I am having problem of timeout. Look:
gpg: keyring `/tmp/tmp.M92x8F85ox/secring.gpg' created
gpg: keyring `/tmp/tmp.M92x8F85ox/pubring.gpg' created
gpg: requesting key AA65421D from hkp server keyserver.ubuntu.com
gpg: keyserver timed out
gpg: keyserver receive failed: keyserver error
gpg: requesting key AA65421D from hkp server ha.pool.sks-keyservers.net
gpg: keyserver timed out
gpg: keyserver receive failed: keyserver error
gpg: requesting key AA65421D from hkp server pgp.mit.edu
gpg: keyserver timed out
gpg: keyserver receive failed: keyserver error
gpg: requesting key AA65421D from hkp server keyserver.pgp.com
gpg: keyserver timed out
gpg: keyserver receive failed: keyserver error
The command '/bin/sh -c export GNUPGHOME="$(mktemp -d)" && ( gpg --keyserver keyserver.ubuntu.com --recv-keys "$GPG_KEY" || gpg --keyserver ha. pool.sks-keyservers.net --recv-keys "$GPG_KEY" || gpg --keyserver pgp.mit.edu --recv-keys "$GPG_KEY" || gpg --keyserver keyserver.pgp.com --recv-ke ys "$GPG_KEY" ) && gpg --batch --verify python.tar.xz.asc python.tar.xz && rm -rf "$GNUPGHOME" python.tar.xz.asc && mkdir -p /usr/src/pyth on && tar -xJC /usr/src/python --strip-components=1 -f python.tar.xz && rm python.tar.xz && cd /usr/src/python && gnuArch="$(dpkg-archit ecture --query DEB_BUILD_GNU_TYPE)" && ./configure --build="$gnuArch" --enable-loadable-sqlite-extensions --enable-shared - -with-system-expat --with-system-ffi --without-ensurepip && make -j "$(nproc)" && make install && ldconfig & & apt-get purge -y --auto-remove $buildDeps && find /usr/local -depth \( \( -type d -a \( -name test -o -name test s \) \) -o \( -type f -a \( -name '*.pyc' -o -name '*.pyo' \) \) \) -exec rm -rf '{}' + && rm -rf /usr/sr c/python' returned a non-zero code: 2
Well... if none of the key servers are responding then it looks like you are having an issue with the network and will need to try again later...
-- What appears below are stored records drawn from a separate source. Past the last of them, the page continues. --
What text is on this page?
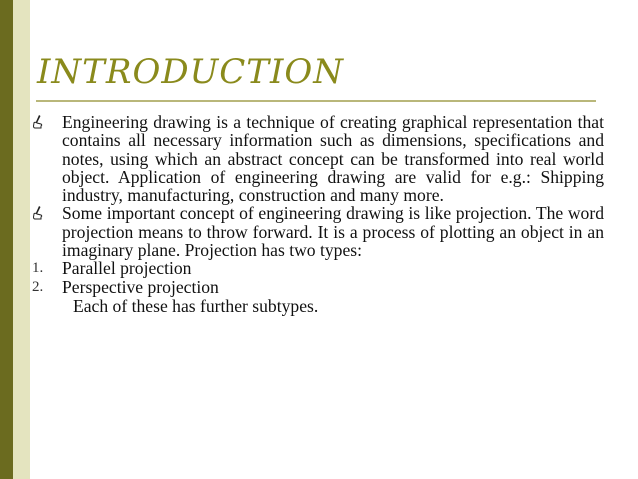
INTRODUCTION
Engineering drawing is a technique of creating graphical representation that contains all necessary information such as dimensions, specifications and notes, using which an abstract concept can be transformed into real world object. Application of engineering drawing are valid for e.g.: Shipping industry, manufacturing, construction and many more.
Some important concept of engineering drawing is like projection. The word projection means to throw forward. It is a process of plotting an object in an imaginary plane. Projection has two types:
1.	Parallel projection
2.	Perspective projection
Each of these has further subtypes.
I change the address to use the port 80 and it works.
gpg --keyserver hkp://keyserver.ubuntu.com:80 --recv-keys "$GPG_KEY" \ || gpg --keyserver hkp://ha.pool.sks-keyservers.net:80 --recv-keys "$GPG_KEY" \ || gpg --keyserver hkp://pgp.mit.edu:80 --recv-keys "$GPG_KEY" \ || gpg --keyserver hkp://keyserver.pgp.com:80 --recv-keys "$GPG_KEY" \
I hope the image works now! :)
The image is working now. But as @awjuliani spoke, "currently the implementation of PPO we use does not take great advantage of a GPU".
Hi. Try to use the tags gpu or cpu icaro56/ml-agents_images:cpu icaro56/ml-agents_images:gpu
I am using these in my research.
@icaro56 Thanks but it does not work. It gave me:
Docker image path: index.docker.io/icaro56/ml-agents_images:latest ERROR MANIFEST_UNKNOWN: manifest unknown
Thanks for your quick reply @icaro56 . I figured it out and I deleted my message in a hurry. I'm sorry for this naive question. BTW, I'm currently working on building a docker image that includes tensorflow-gpu + nvidia-driver and X-Server in order to do the training with visual observation on a server machine. Have you ever done it before? I'm encountering some issues to build the X-Server, i.e. I'm following what it is mentioned in https://github.com/Unity-Technologies/ml-agents/blob/master/docs/Training-on-Amazon-Web-Service.md. Here is the DockerFile I have so far. I still can't figure it out. Can anyone please help?
Have you ever done it before?
No, I have not.
I use only vector observations. And the version of docker with gpu, practically has the same speed of the version docker with cpu. :(
The @mneilly maybe can help you.
Ok @icaro56 Thanks.
@maystroh , I made new training with ml-agents with tensorflow-gpu and cpu, and what I'm seeing, the tensorflow-cpu are training faster than the GPU.
The machine I use has 8 gpu cards in parallel.
This thread has been automatically locked since there has not been any recent activity after it was closed. Please open a new issue for related bugs.
Hi,
Training ML Agents Agents on a Linux machine with docker speeds training time? If the machine has CUDA capability, are the tensorflow calculations done in GPU?